Q-Mirror: Unlocking the Multi-Modal Potential of Scientific Text-Only QA Pairs
Junying Wang, Zicheng Zhang, Ye Shen, Yalun Wu, Yingji Liang, Yijin Guo, Farong Wen, Wenzhe Li, Xuezhi Zhao, Qi Jia, Guangtao Zhai
TL;DR
Q-Mirror tackles the bottleneck of scarce multi-modal scientific benchmarks by proposing a systematic TQA-to-MMQA transformation framework, a dual-benchmark setup for MMQA generation and evaluation, and an autonomous agent that iteratively refines MMQAs. The framework hinges on a multi-dimensional quality rubric with Information Consistency, Cross-Modal Integration, and Standalone Quality, and defines a formal AVG scoring mechanism. Empirical results show current LMMs can generate MMQAs but exhibit gaps in factual grounding, while top judges align well with human judgments; the Q-Mirror agent significantly improves MMQA quality (AVG 78.90 to 85.22 and pass rate 72% to 95%). This work offers a scalable, cost-effective path to large-scale multimodal scientific benchmarks, enabling more robust evaluation and training of advanced reasoning models in science.
Abstract
High-quality, multi-modal benchmarks are crucial for advancing scientific reasoning in large models yet their manual creation is costly and unscalable.

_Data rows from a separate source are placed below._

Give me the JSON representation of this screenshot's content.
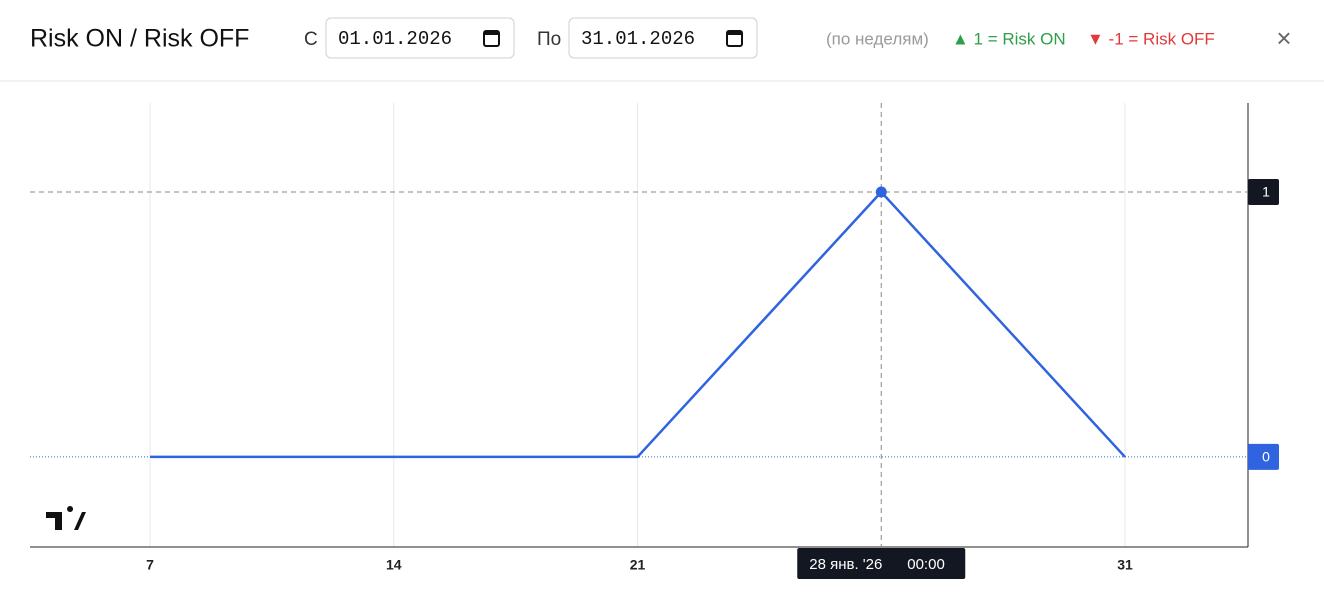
{
  "header": {
    "title": "Risk ON / Risk OFF",
    "from_label": "С",
    "from_date": "01.01.2026",
    "to_label": "По",
    "to_date": "31.01.2026",
    "period_note": "(по неделям)",
    "legend_on": "▲ 1 = Risk ON",
    "legend_off": "▼ -1 = Risk OFF",
    "close": "×"
  },
  "chart_data": {
    "type": "line",
    "categories": [
      "7",
      "14",
      "21",
      null,
      "31"
    ],
    "values": [
      0,
      0,
      0,
      1,
      0
    ],
    "color": "#2f63e0",
    "ylim": [
      -0.34,
      1.336
    ],
    "yticks": [
      0,
      1
    ],
    "grid": true,
    "crosshair": {
      "index": 3,
      "date_label": "28 янв. '26",
      "time_label": "00:00"
    }
  }
}
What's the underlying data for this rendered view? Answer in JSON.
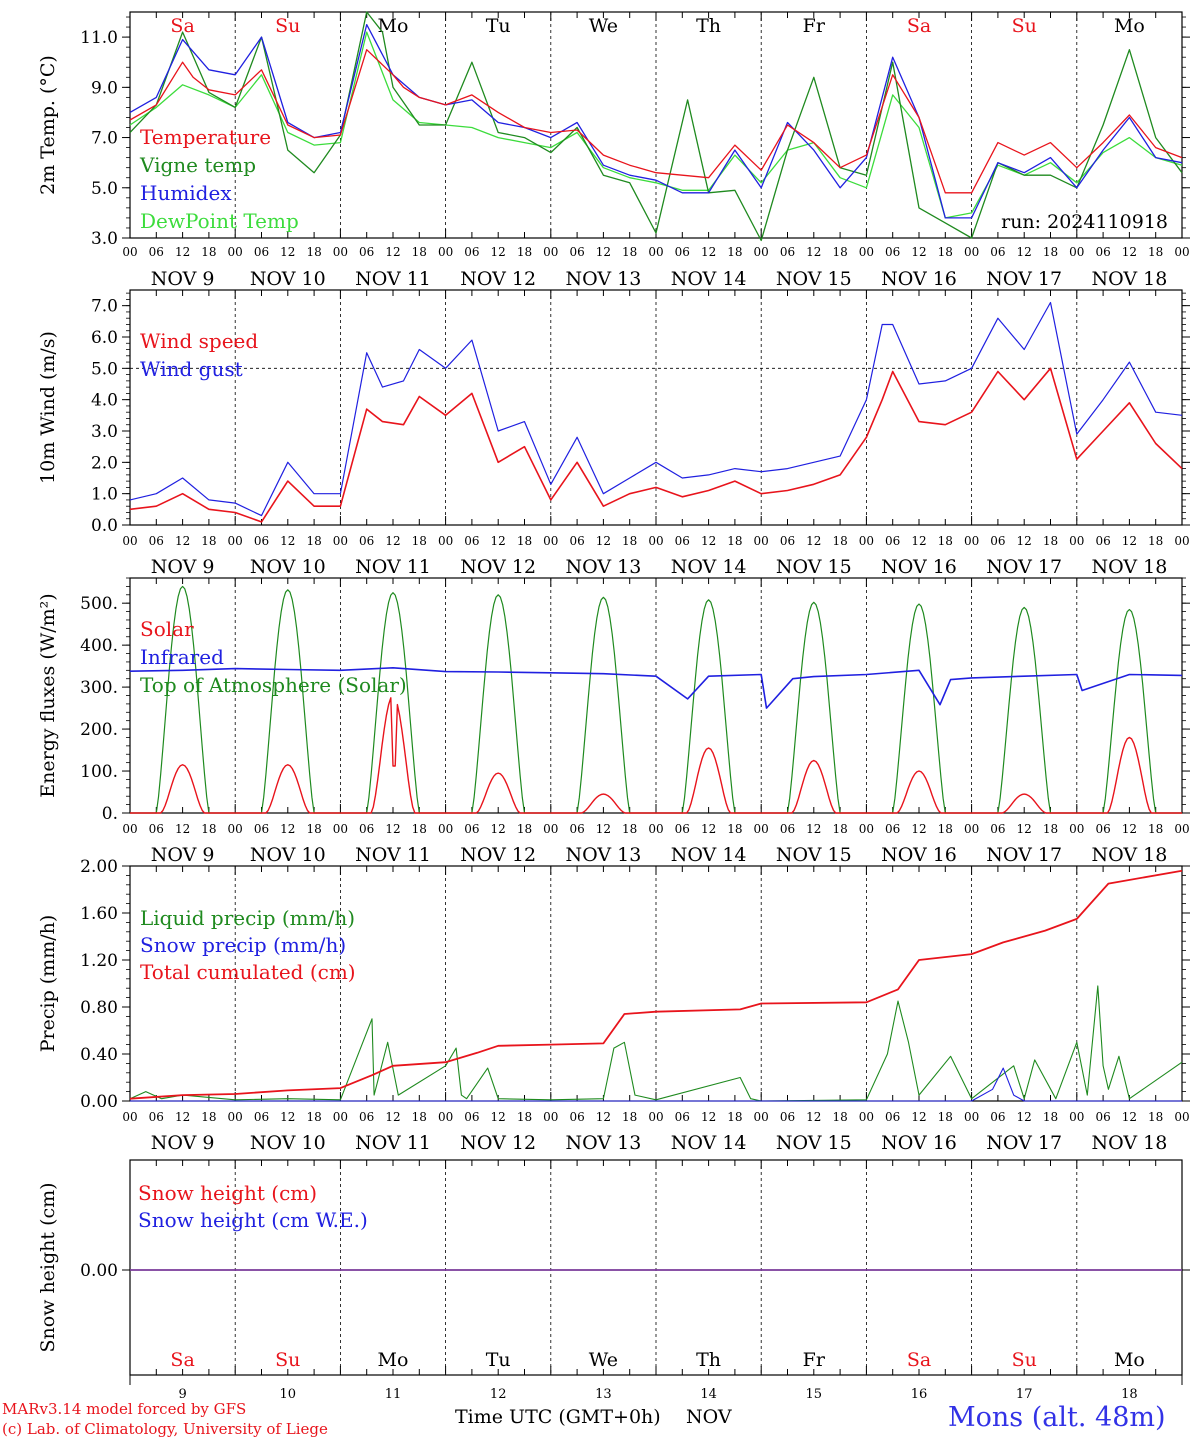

To address this bottleneck, we explore the potential for transforming Text-Only QA Pairs (TQAs) into high-quality Multi-Modal QA Pairs (MMQAs), which include three parts: 1) Task Definition \& Evaluation Rubric: We develop a TQA-to-MMQA framework and establish a comprehensive, multi-dimensional MMQA quality rubric that provides principles for the transformation. 2) Benchmark Construction: Then we construct two extensive benchmarks to rigorously evaluate state-of-the-art generation \& understanding models on the distinct tasks of MMQA generation \& MMQA quality evaluation. 3) Preliminary Solution: We develop an agentic system (Q-Mirror), which operationalizes our framework by integrating MMQA generation and evaluation into a closed loop for iterative refinement. Our experiments show that while state-of-the-art models can generate MMQAs, their outputs still leave substantial gaps, underscoring the need for reliable evaluation. We further demonstrate that top-tier understanding models align closely with human judgment in MMQA quality assessment. Leveraging both insights, the Q-Mirror agent raises average scores from 78.90 to 85.22 and pass rates from 72\% to 95\%, offering a practical path to large-scale scientific benchmarks.